The first obviously concerns Red Bull who have suffered three disastrous tests in Jerez and Bahrain. The Renault engine would appear to be the least competitive on the grid over the pre-season but there's no question but there are other problems affecting the car in terms of its packaging.
We all know that Adrian Newey is fastidious when it comes to packaging all the various elements of an F1 car under the skin and this space-saving has, in the past, created problems which the team have had to overcome. Invariably they have done so and have come out the other side stronger than ever. Why should we expect it to be any different this time around?
|Red Bull: not a pre-season to write home about! |
(Photo by Mark Thompson/Getty Images)
It is likely to be a difficult start to the season for them but I would be confident that, by the time they get to Europe, Newey will have expelled the gremlins from the machine.
Based on pre-season times, which tend not to be indicative of true pace, the Renault engine will not be the fastest on the grid but I would expect Red Bull to be leading the French Marque's charge by mid-season.
The other possibility is, of course, that Red Bull suffer the way McLaren did last year.
Seeing another top team suffer an Annus Horribilis as they struggle to keep pace with the front-runners is not a prospect that I look forward to. I would prefer to see the teams at the back catch up to the front four rather than watch one of the front four fall back into the pack: the latter is a temporary spectacle that does nothing for the sport whilst the former represents a marked improvement that can result in spectacular and unpredictable races.
The pre-season engine has definitely been the Mercedes with both the Marque team, Williams and Force India indicating that it will be the engine to beat in the coming season. But what of McLaren?
|Mercedes Engines have been looking good in pre-season|
(and of course Bahrain will be under lights)
Photo copyright of Mercedes
Perhaps McLaren will have to endure another depressing year struggling to keep up with Williams and Force India before finding their feet in 2015 with the new Honda Works engine. That of course is predicated on the expectation that Honda will come out of the box at a sprint.
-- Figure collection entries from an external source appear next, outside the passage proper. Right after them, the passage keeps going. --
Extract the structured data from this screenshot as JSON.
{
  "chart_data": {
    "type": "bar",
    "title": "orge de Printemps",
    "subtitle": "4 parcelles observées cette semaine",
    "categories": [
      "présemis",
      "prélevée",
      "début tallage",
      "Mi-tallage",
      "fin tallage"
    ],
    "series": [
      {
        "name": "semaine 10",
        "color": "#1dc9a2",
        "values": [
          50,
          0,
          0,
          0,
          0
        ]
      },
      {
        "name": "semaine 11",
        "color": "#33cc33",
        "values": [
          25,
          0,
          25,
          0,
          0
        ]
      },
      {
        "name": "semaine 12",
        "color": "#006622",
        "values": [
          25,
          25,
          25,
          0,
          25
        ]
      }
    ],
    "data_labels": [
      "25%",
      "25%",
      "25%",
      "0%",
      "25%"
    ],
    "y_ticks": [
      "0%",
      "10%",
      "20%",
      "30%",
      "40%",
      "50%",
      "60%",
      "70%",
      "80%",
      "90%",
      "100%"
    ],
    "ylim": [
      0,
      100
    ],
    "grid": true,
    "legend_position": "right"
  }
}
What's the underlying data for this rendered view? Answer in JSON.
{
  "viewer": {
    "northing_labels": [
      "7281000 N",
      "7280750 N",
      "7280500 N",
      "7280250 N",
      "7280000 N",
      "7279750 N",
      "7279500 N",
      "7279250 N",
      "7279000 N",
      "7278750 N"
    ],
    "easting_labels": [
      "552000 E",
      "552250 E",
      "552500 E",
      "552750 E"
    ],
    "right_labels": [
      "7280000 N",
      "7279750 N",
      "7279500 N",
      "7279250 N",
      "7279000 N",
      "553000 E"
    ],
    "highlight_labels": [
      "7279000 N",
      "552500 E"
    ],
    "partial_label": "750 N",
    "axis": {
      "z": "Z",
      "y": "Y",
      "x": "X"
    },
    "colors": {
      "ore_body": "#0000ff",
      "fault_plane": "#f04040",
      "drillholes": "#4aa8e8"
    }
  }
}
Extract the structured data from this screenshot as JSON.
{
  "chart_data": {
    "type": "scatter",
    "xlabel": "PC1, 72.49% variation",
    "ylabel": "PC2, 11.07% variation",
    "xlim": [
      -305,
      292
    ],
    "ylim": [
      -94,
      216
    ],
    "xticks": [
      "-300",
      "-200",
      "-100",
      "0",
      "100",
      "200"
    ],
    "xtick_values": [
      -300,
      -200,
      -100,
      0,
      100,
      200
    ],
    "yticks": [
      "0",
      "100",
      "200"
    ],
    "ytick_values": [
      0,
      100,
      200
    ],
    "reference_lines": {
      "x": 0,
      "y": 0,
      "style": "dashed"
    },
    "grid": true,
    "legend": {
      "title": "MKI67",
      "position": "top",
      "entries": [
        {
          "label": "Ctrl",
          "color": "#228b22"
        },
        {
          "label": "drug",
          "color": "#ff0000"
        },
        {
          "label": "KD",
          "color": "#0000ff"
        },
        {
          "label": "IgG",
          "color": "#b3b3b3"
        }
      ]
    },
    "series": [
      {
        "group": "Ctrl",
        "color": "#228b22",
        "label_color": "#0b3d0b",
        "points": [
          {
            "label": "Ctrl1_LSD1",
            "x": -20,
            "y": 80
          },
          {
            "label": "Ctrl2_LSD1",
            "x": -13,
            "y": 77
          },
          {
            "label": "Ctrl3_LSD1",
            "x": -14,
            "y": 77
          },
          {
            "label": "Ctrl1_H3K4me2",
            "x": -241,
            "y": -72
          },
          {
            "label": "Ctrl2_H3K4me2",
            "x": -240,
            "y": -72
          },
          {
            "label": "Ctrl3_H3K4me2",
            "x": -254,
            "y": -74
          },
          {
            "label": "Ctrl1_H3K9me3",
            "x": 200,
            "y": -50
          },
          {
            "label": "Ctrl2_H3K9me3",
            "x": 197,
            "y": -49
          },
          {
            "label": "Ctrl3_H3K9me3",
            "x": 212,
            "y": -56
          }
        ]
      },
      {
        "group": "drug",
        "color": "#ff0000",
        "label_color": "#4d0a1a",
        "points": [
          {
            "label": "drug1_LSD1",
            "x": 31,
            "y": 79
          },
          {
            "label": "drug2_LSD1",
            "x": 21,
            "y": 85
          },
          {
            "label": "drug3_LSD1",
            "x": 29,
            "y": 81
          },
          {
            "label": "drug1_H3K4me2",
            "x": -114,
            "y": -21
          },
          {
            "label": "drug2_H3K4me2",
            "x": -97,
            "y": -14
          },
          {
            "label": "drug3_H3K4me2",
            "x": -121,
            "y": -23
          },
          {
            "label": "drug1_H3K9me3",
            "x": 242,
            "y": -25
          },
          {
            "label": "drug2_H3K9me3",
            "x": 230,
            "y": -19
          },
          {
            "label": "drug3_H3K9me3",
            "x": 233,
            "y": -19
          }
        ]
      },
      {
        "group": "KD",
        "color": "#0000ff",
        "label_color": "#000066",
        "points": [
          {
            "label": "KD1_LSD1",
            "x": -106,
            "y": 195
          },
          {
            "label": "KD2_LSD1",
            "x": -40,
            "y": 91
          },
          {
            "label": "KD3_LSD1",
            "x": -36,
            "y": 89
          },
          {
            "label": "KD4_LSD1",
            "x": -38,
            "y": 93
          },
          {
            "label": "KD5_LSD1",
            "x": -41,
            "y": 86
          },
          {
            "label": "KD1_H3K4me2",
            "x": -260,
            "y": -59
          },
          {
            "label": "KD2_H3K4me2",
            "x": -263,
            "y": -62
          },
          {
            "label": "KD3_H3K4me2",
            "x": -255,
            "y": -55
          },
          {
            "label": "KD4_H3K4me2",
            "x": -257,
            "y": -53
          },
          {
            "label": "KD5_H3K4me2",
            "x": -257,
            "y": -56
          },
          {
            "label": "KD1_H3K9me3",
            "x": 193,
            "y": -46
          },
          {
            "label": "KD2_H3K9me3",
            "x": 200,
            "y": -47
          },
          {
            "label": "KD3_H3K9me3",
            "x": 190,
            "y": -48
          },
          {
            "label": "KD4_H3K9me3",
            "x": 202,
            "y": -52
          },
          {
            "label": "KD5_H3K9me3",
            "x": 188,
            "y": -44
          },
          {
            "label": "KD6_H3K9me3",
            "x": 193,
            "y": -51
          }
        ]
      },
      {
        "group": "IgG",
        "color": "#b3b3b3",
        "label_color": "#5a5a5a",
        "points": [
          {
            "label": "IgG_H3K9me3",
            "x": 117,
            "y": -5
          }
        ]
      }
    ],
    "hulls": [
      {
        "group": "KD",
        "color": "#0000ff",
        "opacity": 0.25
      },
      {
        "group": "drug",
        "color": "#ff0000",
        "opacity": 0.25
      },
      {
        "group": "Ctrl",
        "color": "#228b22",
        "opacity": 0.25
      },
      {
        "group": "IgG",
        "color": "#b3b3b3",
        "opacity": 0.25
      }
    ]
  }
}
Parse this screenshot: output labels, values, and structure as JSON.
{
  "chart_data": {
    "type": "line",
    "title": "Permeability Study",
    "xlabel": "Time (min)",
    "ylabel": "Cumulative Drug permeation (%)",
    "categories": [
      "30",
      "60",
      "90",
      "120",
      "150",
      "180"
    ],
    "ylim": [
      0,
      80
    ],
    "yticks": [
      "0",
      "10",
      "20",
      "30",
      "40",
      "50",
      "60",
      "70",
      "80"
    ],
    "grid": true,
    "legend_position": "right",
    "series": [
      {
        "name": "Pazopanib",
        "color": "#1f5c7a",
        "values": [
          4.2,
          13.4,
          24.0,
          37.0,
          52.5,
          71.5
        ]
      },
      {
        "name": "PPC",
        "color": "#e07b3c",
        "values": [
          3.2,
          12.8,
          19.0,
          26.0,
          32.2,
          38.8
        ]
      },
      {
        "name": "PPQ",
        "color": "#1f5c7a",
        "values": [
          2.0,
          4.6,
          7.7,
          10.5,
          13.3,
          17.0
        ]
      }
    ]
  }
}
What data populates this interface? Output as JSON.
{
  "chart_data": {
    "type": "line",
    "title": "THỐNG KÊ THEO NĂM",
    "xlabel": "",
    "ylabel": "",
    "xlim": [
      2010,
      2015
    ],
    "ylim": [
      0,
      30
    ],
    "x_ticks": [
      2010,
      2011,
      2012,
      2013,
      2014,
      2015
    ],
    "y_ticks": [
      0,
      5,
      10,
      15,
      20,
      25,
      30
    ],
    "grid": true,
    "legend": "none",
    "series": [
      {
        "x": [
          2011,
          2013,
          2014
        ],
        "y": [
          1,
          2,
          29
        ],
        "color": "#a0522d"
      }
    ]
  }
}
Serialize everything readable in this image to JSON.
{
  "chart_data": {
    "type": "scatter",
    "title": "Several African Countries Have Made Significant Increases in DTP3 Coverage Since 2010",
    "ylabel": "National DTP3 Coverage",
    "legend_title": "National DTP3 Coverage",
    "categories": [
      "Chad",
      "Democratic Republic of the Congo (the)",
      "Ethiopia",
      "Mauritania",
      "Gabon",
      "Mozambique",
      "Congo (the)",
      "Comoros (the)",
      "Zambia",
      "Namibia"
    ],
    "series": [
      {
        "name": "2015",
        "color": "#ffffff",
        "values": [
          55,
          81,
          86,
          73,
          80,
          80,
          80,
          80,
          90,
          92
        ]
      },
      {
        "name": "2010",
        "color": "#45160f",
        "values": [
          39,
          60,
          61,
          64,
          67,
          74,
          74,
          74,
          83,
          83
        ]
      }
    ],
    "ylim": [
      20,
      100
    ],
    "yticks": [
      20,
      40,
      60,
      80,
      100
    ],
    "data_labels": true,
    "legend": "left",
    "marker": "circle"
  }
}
All other engine suppliers will have had this coming year in the cars to learn and improve, Honda will be starting from scratch.
With such a strange preseason the joke has been going around that most of the cars won't see the chequered flag in Melbourne but underneath the pithy tweets and news reports there is an underlying seriousness which wonders if the event that we are all looking forward to, the 2014 season opener, will be less spectacle and more fiasco!